KATMANDÚ, septiembre 7.- Nepal guardó un día de luto el lunes para recordar a los fallecidos en las inundaciones del 26 de agosto. Las oficinas gubernamentales bajaron las banderas y las familias realizaron rituales de duelo por los más de 1.300 muertos y 5.000 desaparecidos, incluidos extranjeros.
En Nepal, de mayoría hindú, los períodos de duelo duran 13 días, durante los cuales los familiares cercanos permanecen en casa y los parientes los visitan para presentar sus respetos.

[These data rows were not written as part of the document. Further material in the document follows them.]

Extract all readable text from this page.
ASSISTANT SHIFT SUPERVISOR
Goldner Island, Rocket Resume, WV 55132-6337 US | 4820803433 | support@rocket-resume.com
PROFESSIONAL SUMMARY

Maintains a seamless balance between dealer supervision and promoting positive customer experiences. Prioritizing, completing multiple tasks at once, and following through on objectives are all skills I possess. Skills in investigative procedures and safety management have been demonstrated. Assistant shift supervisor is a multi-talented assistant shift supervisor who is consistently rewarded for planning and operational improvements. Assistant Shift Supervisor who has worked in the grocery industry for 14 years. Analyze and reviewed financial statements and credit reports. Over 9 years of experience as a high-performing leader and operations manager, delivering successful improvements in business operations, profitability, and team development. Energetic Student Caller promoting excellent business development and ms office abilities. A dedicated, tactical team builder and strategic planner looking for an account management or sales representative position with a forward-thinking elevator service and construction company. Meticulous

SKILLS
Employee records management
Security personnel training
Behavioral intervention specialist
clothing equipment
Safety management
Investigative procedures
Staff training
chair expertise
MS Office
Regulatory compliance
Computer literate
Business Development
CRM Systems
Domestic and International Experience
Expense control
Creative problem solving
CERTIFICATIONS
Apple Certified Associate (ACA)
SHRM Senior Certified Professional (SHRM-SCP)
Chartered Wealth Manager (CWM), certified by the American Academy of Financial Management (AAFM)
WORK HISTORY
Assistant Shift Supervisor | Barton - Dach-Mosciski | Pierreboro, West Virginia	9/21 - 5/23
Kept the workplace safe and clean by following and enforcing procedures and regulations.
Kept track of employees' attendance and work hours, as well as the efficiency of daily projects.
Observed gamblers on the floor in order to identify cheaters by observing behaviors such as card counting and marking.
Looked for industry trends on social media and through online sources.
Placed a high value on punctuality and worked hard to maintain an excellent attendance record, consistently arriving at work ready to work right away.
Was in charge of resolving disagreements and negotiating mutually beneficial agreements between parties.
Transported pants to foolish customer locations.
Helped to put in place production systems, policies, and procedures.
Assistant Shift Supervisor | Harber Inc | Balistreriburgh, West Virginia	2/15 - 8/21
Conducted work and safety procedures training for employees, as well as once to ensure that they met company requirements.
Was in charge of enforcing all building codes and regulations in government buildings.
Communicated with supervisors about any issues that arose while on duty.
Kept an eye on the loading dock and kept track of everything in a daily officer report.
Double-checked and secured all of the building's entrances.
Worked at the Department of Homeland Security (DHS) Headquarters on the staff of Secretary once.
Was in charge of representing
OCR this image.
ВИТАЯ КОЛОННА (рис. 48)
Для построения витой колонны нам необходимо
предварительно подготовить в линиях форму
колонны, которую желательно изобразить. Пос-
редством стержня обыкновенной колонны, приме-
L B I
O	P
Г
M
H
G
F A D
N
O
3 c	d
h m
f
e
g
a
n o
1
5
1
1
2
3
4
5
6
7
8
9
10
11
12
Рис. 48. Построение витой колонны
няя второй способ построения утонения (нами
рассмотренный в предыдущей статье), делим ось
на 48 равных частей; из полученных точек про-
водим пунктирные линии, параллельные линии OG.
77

En el último día se realizan rituales para rezar por las almas de los fallecidos. El lunes se cumplieron 13 días de la tragedia.
Varias personas cuyos familiares siguen desaparecidos realizaron funerales simbólicos. La cremación es un rito final importante en la tradición hindú y, para algunas familias, llevar a cabo la ceremonia incluso sin los cuerpos de sus seres queridos les brinda una sensación de liberación espiritual.
El gobierno designó el lunes como día oficial de luto, y ordenó que todas las oficinas bajaran sus banderas a media asta.
Mientras tanto, siguen los esfuerzos de búsqueda, aunque algunos protestaron que no se estaba haciendo lo suficiente.
En Katmandú, familiares se reunieron cerca de las oficinas del primer ministro y de ministerios clave para exigir que el gobierno acelere las tareas de búsqueda y rescate de los cientos de personas que trabajaban en plantas hidroeléctricas y que fueron arrastradas por la crecida del río Bhotekhoshi o quedaron sepultadas por los escombros.